Hourglass emits the following `:telemetry` events:

| Event | Description |
|---|---|
| `[:hourglass, :connection, :failed]` | Temporal connection failed |
| `[:hourglass, :worker, :registration_failed]` | Worker registration failed |
| `[:hourglass, :activity, :failure]` | Activity returned `{:error, _}` or raised; metadata includes classification |
| `[:hourglass, :activity, :exception]` | Unhandled exception in activity dispatch |
| `[:hourglass, :activity, :dispatch_failed]` | Activity could not be dispatched |
| `[:hourglass, :activity, :heartbeat_lost]` | *(reserved — not yet emitted)* |
| `[:hourglass, :activity, :failure, :unclassified]` | *(reserved — not yet emitted)* |
| `[:hourglass, :workflow, :task_failed]` | Workflow-task parked as a failure (uncaught exception; server will retry on next activation) |
| `[:hourglass, :workflow, :exception]` | Unhandled exception in workflow evaluation |
| `[:hourglass, :workflow, :unhandled_job_variant]` | Unknown activation job variant |
| `[:hourglass, :bridge_holder, :activity_result_unrouted]` | Activity result had no waiting caller |
| `[:hourglass, :replay, :mismatch]` | *(reserved — intended for the replay CI gate)* |

`Hourglass.Telemetry.events/0` returns the full list at runtime.

**Opt-in default logger:** call `Hourglass.Telemetry.LoggerHandler.attach/0` (e.g. from your `Application.start/2`) to log all events at `info` level. Detach with `Hourglass.Telemetry.LoggerHandler.detach/0`. Most applications will want their own handlers that project events into metrics or structured audit logs.

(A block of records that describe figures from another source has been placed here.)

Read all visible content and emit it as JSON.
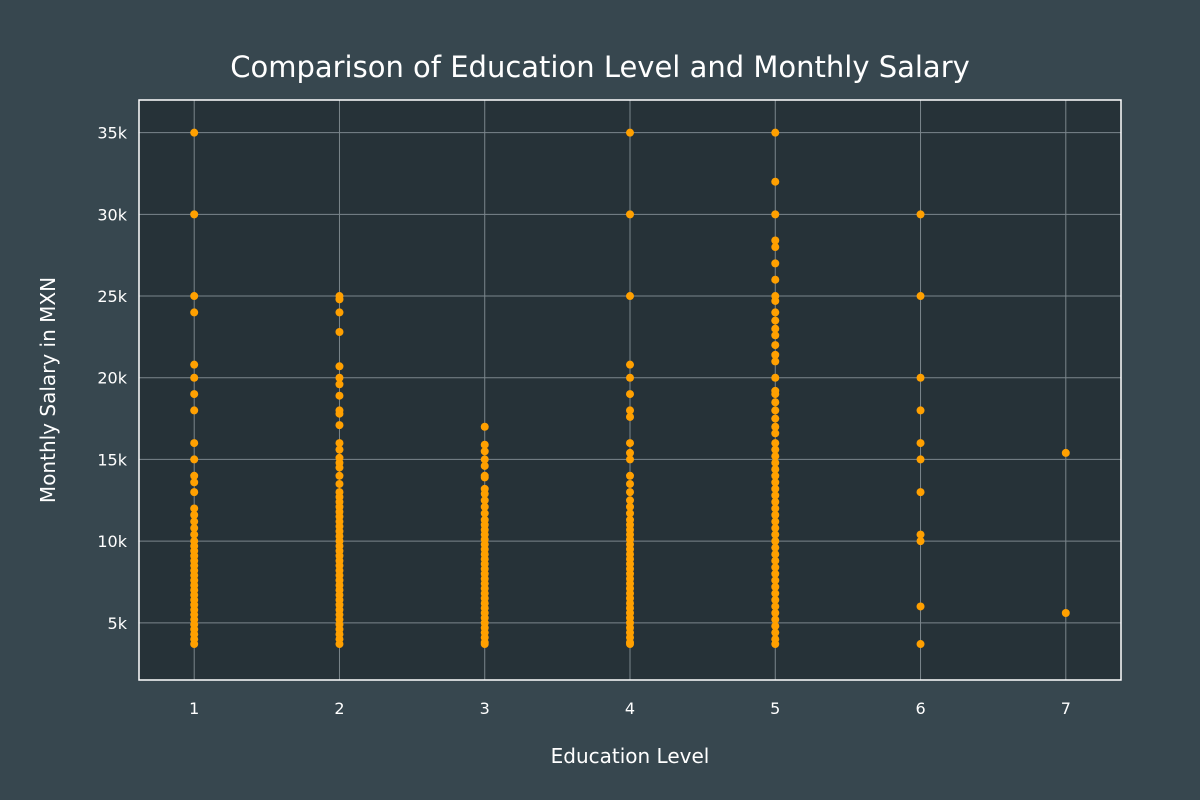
{
  "chart_data": {
    "type": "scatter",
    "title": "Comparison of Education Level and Monthly Salary",
    "xlabel": "Education Level",
    "ylabel": "Monthly Salary in MXN",
    "xlim": [
      0.62,
      7.38
    ],
    "ylim": [
      1500,
      37000
    ],
    "x_ticks": [
      1,
      2,
      3,
      4,
      5,
      6,
      7
    ],
    "x_tick_labels": [
      "1",
      "2",
      "3",
      "4",
      "5",
      "6",
      "7"
    ],
    "y_ticks": [
      5000,
      10000,
      15000,
      20000,
      25000,
      30000,
      35000
    ],
    "y_tick_labels": [
      "5k",
      "10k",
      "15k",
      "20k",
      "25k",
      "30k",
      "35k"
    ],
    "grid": true,
    "colors": {
      "page_background": "#37474f",
      "plot_background": "#263238",
      "grid": "#7b868c",
      "frame": "#ffffff",
      "text": "#ffffff",
      "marker": "#ffa000"
    },
    "series": [
      {
        "x_level": 1,
        "points": [
          35000,
          30000,
          25000,
          24000,
          20800,
          20000,
          19000,
          18000,
          16000,
          15000,
          14000,
          13600,
          13000,
          12000,
          11600,
          11200,
          10800,
          10400,
          10000,
          9700,
          9400,
          9100,
          8800,
          8500,
          8200,
          7900,
          7600,
          7300,
          7000,
          6700,
          6400,
          6100,
          5800,
          5500,
          5200,
          4900,
          4600,
          4300,
          4000,
          3700
        ]
      },
      {
        "x_level": 2,
        "points": [
          25000,
          24800,
          24000,
          22800,
          20700,
          20000,
          19600,
          18900,
          18000,
          17800,
          17100,
          16000,
          15600,
          15100,
          14800,
          14500,
          14000,
          13500,
          13000,
          12700,
          12400,
          12100,
          11800,
          11500,
          11200,
          10900,
          10600,
          10300,
          10000,
          9700,
          9400,
          9100,
          8800,
          8500,
          8200,
          7900,
          7600,
          7300,
          7000,
          6700,
          6400,
          6100,
          5800,
          5500,
          5200,
          4900,
          4600,
          4300,
          4000,
          3700
        ]
      },
      {
        "x_level": 3,
        "points": [
          17000,
          15900,
          15500,
          15000,
          14600,
          14000,
          13900,
          13200,
          12900,
          12500,
          12100,
          11700,
          11300,
          11000,
          10700,
          10400,
          10100,
          9800,
          9500,
          9200,
          8900,
          8600,
          8300,
          8000,
          7700,
          7400,
          7100,
          6800,
          6500,
          6200,
          5900,
          5600,
          5300,
          5000,
          4700,
          4400,
          4100,
          3800,
          3700
        ]
      },
      {
        "x_level": 4,
        "points": [
          35000,
          30000,
          25000,
          20800,
          20000,
          19000,
          18000,
          17600,
          16000,
          15400,
          15000,
          14000,
          13500,
          13000,
          12500,
          12100,
          11700,
          11300,
          11000,
          10700,
          10400,
          10100,
          9800,
          9500,
          9200,
          8900,
          8600,
          8300,
          8000,
          7700,
          7400,
          7100,
          6800,
          6500,
          6200,
          5900,
          5600,
          5300,
          5000,
          4700,
          4400,
          4100,
          3800,
          3700
        ]
      },
      {
        "x_level": 5,
        "points": [
          35000,
          32000,
          30000,
          28400,
          28000,
          27000,
          26000,
          25000,
          24700,
          24000,
          23500,
          23000,
          22600,
          22000,
          21400,
          21000,
          20000,
          19200,
          19000,
          18500,
          18000,
          17500,
          17000,
          16600,
          16000,
          15600,
          15200,
          14800,
          14400,
          14000,
          13600,
          13200,
          12800,
          12400,
          12000,
          11600,
          11200,
          10800,
          10400,
          10000,
          9600,
          9200,
          8800,
          8400,
          8000,
          7600,
          7200,
          6800,
          6400,
          6000,
          5600,
          5200,
          4800,
          4400,
          4000,
          3700
        ]
      },
      {
        "x_level": 6,
        "points": [
          30000,
          25000,
          20000,
          18000,
          16000,
          15000,
          13000,
          10400,
          10000,
          6000,
          3700
        ]
      },
      {
        "x_level": 7,
        "points": [
          15400,
          5600
        ]
      }
    ]
  }
}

## Custom retry classification

By default all activity failures are classified as `:retryable` (the `Hourglass.Activity.RetryClassifier.Default` module). Implement the `Hourglass.Activity.RetryClassifier` behaviour to add domain-specific rules:

```elixir
defmodule MyApp.RetryClassifier do
  @behaviour Hourglass.Activity.RetryClassifier

  @impl true
  def classify(%MyApp.PermanentError{} = err, _ctx),
    do: {:non_retryable, %{type: "PermanentError", message: err.message, details: nil}}

  def classify(err, ctx),
    do: Hourglass.Activity.RetryClassifier.Default.classify(err, ctx)
end
```

Then configure:

```elixir
config :hourglass, :retry_classifier, MyApp.RetryClassifier
```

The callback receives `{error, context}` where `context` is a map with optional keys `:activity_name` and `:caller` (`:rescue` | `:tuple_error`). Return `{classification, metadata}` where `classification` is `:retryable | :non_retryable | :unclassified`.

Note: retry eligibility (which error shapes retry) belongs to the classifier. Per-call `retry_policy` overrides on `execute_activity/4` may only tune quantity (`max_attempts`, `initial_interval`, `backoff_coefficient`, `max_interval`) — attempting to set `retryable_error_types` or `non_retryable_error_types` at the call site raises `ArgumentError`.

## Development

```bash
# Cluster-free tests (default suite)
mix test

# Integration / end-to-end tests against a real cluster (see below)
mix test.integration   # == mix test --include temporal --include integration

# Regenerate protobuf modules (requires protoc + protoc-gen-elixir)
mix hourglass.proto

# Static analysis
mix credo
mix dialyzer
```

### Integration tests

The `:temporal` / `:integration` tests run against a live Temporal cluster.
`compose.yaml` brings one up (Postgres + `temporalio/auto-setup`, plus the web UI
on http://localhost:8233) and registers the `hourglass-test` namespace the suite
uses:

```bash
podman compose up -d        # or: docker compose up -d
mix test.integration
podman compose down         # add -v to also wipe the database volume
```

The frontend binds the SDK default `localhost:7233`. To run the cluster on a
different host port (e.g. alongside another local Temporal), set
`HOURGLASS_TEMPORAL_PORT` for compose and point the tests at it with
`TEMPORAL_TARGET_URL`:

```bash
HOURGLASS_TEMPORAL_PORT=7333 HOURGLASS_UI_PORT=8234 podman compose up -d
TEMPORAL_TARGET_URL=http://localhost:7333 mix test.integration
```

The NIF is built in debug mode for all non-production Mix environments. If `cargo` is not on your `PATH`, prepend `~/.cargo/bin`:

```bash
PATH="$HOME/.cargo/bin:$PATH" mix compile
```

## License

Released under the [MIT License](LICENSE).